Everyone wants to run faster. Whether it’s breaking a 30 minute 5k or hitting a sub-3 hour marathon every runner has a goal they haven’t reached yet. Here are four tips to improve your running and help you hit that next PR.
Form: It’s hard work to run faster than you’re currently comfortable. Wildly moving elbows, over-striding and breaking at the hip all make it that much tougher. Developing proper posture and a good foot strike position can go a long way to help. The base of any good program should focus on eliminating form faults that hamper your ability to get where you want to go. Try taking a video of yourself to see what your form looks like then think about what could improve. Of course, every runner has a different natural gait, making it a good idea to get together with a coach for a gait analysis before comparing yourself to the professionals.
Turnover. Moving your feet faster is a good way to run faster, right? Increasing your cadence, also known as step rate, has two big benefits. The first is that it can decrease your risk of injury by lowering the amount of time your foot spends in contact with the ground. It’s hard for your body to get injured in the air. Less time being pounded into the ground means less stress on your legs. The second benefit is that it can make you faster and more efficient because less time spent on the ground means less friction and faster movement. Elite distance runners have an average step rate of 180-220 steps per minute while less experienced runners typically average around 165. Use a metronome to help you find your current rate then work to gradually increase it. Striders and short repeats are a great way to work on this skill.

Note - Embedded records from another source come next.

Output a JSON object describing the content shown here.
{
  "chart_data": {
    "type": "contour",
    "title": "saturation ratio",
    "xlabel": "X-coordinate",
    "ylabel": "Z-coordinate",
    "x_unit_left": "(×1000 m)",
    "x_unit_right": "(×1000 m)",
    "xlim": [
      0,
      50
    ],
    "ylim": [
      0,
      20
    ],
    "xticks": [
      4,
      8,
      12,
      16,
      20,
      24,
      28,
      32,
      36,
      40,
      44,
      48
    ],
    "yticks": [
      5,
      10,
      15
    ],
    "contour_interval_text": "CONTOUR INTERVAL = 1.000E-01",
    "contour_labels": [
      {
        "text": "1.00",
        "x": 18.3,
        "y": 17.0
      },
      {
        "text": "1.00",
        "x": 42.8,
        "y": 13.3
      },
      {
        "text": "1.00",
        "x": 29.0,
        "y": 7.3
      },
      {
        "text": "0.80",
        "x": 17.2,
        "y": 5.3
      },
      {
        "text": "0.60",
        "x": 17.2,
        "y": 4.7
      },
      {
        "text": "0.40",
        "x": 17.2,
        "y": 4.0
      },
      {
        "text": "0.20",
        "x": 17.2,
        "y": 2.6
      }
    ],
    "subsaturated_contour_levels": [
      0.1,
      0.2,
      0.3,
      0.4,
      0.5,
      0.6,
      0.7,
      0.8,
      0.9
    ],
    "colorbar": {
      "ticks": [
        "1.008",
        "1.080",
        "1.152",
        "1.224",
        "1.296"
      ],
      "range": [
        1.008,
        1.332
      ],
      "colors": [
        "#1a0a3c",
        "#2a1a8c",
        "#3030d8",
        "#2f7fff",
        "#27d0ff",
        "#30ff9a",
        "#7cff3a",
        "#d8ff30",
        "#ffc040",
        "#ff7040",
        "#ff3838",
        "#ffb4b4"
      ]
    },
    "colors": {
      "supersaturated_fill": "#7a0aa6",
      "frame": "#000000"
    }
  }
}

Power. The more power you put into the ground with each step the more will be returned to your body for the next one. The key to building power is strength training. You can run hills, hit the gym for box jumps or jump rope, they’ll all help you run faster. Sit-ups and push-ups are also great exercises for runners. They build the core stability and strength that’s needed to maintain proper form late into any race.
Practice. To run faster, you actually have to do it. To be ready for speed on race day you need to get comfortable at race pace or even faster. Speed work, whether it’s on the track, road or trail is the key to better race times. Repeats at a variety of distances and speeds all have a purpose and should be part of your training plan.
Use these four tips to run faster for success racing this spring. Challenge yourself to improve in each of these categories and see what you can accomplish.